The ASCE calculated that an additional investment of $107 billion was needed by 2020 to keep the electrical infrastructure whole.
“Electricity was primarily a luxury when the majority of our grid was built 50, 60 years ago,” Lynch said. “Most people didn’t require computers to do their jobs every day. They didn’t need the Internet access. IPhones didn’t need to be charged, and communication was all hard-wired, so you could still make a phone call when the electricity was out.”
Koerth-Baker notes that the “average substation transformer is 42 years old — two years older than the designed lifespan of a substation transformer.”
[Researcher] Massoud Amin has estimated the cost of grid improvements. To make the grid stronger — adding more high-voltage lines and upgrading the existing ones — he says we need to spend about $8 billion a year for 10 years.
But such an upgrade would save $49 billion a year from blackouts. The American electrical system averages between 90 and 214 minutes of blackout time a year per customer, compared to four minutes in Japan.

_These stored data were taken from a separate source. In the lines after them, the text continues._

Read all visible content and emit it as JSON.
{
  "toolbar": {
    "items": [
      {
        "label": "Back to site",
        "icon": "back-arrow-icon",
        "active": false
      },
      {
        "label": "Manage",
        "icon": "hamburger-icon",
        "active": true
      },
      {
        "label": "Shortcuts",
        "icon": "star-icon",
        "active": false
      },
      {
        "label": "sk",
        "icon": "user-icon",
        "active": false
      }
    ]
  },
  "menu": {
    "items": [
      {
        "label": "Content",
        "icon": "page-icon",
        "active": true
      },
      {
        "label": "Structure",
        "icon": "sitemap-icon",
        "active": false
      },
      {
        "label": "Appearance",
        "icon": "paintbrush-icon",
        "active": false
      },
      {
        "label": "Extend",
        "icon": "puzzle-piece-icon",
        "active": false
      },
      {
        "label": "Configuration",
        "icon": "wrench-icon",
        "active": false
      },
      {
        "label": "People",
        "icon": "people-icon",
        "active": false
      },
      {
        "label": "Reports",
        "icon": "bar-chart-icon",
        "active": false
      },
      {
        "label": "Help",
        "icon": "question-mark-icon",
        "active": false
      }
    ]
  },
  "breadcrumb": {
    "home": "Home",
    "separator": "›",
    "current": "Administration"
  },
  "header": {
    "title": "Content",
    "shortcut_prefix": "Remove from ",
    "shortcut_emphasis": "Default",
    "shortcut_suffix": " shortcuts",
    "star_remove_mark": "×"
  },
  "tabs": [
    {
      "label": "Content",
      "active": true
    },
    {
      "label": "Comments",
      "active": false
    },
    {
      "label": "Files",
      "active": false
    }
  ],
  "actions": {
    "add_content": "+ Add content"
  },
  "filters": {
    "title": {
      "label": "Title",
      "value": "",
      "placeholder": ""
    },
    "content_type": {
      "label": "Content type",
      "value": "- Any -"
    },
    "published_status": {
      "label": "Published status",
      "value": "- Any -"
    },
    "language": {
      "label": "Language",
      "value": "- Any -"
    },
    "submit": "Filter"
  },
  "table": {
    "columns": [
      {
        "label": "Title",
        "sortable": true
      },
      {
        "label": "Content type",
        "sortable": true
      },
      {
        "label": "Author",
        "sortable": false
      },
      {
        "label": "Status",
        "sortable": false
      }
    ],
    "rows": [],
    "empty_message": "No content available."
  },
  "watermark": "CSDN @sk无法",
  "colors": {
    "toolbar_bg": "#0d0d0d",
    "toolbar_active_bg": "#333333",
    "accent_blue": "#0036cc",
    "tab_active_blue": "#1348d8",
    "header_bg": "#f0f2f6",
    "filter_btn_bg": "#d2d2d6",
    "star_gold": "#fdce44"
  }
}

The important take-away, from Koerth-Baker: “The North American electric grid is not one bad day away from the kind of catastrophic failures we saw in India this week.” Our grid is far more robust, despite its flaws. To fix the remaining flaws, as in India, will require disparate and competing political interests to come together. Not ideal. But perhaps India provides a sufficient lesson in what could someday happen if we take no action at all.